From 2021 to 2023, the capital expenditures of the three main companies will likely approach $200 billion. Governments have increased their spending by hundreds of billions of dollars. By the end of 2023, Deloitte predicts that global wafer starts to be 50 per cent higher than in 2020. Some will occur in conventional manufacturing clusters in Taiwan and South Korea, but the majority will be in the United States, Japan, China, Singapore, Israel, and Europe, a phenomenon known as “localization” that will bring chip production closer to the subsequent stage in the supply chain.

“As a result of the US/China trade war, there is an ongoing decoupling of the global value chain, with many countries looking for manufacturing self-sufficiency. After years of underinvestment in fabrication capacity in Europe and the US, which is dominated by Taiwan, Korea, Japan and China, there is now massive investment in building fabs in these regions. There are significant public incentives now in the shape of the 52 billion dollars US CHIPS for America Act and the 43 billion Euros European Chips Act,” said Bori. 
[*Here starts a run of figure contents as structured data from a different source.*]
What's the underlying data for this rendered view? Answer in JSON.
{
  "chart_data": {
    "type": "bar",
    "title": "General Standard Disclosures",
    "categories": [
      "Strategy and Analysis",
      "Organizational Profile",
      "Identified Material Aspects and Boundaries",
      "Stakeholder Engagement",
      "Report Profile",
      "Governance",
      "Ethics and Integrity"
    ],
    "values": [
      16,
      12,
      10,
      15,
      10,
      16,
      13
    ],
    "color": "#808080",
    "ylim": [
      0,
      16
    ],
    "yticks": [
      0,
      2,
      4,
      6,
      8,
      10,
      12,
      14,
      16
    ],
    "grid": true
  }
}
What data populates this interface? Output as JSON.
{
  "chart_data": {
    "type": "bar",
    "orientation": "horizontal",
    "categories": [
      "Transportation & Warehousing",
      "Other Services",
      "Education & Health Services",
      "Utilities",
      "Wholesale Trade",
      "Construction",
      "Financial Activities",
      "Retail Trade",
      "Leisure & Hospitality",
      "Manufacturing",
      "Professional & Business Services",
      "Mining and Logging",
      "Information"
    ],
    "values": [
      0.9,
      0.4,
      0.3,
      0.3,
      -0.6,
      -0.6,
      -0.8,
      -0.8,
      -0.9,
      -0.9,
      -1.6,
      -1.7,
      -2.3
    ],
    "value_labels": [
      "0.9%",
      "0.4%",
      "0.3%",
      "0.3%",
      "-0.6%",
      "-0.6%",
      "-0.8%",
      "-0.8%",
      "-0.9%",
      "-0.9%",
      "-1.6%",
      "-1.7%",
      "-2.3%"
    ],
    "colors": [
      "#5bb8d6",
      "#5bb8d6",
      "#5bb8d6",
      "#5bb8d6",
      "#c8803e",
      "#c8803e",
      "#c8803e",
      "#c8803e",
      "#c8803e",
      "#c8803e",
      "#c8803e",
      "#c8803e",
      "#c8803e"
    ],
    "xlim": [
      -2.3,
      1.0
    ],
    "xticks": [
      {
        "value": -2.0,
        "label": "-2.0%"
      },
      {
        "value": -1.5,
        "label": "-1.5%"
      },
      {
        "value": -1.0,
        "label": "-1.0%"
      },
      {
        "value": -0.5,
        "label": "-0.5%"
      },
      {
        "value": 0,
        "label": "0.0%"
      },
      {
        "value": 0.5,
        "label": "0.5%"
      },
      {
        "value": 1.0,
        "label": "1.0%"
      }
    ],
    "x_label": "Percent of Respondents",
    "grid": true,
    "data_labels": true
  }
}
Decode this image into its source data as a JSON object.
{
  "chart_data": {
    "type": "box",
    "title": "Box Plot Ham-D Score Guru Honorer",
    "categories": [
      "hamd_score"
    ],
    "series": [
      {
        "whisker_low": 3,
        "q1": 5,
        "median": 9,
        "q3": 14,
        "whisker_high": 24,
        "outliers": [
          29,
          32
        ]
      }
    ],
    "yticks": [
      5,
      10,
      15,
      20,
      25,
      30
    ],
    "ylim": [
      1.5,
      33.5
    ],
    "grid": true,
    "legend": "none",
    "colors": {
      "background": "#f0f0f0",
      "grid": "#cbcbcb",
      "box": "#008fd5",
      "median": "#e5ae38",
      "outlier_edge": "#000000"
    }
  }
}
From a product category perspective, “there is a lot of demand for anything AI related, either to support cloud workloads or autonomous vehicles or even robotics. This drives investment in digital logic, particularly special purpose logic (SPL) products, such as GPUs, DPUs and AI-accelerators. And it also drives investment in application-specific integrated circuits (ASICs) at non-semis firms such as Amazon, Google, Baidu or Tesla,” said the GlobalData analyst.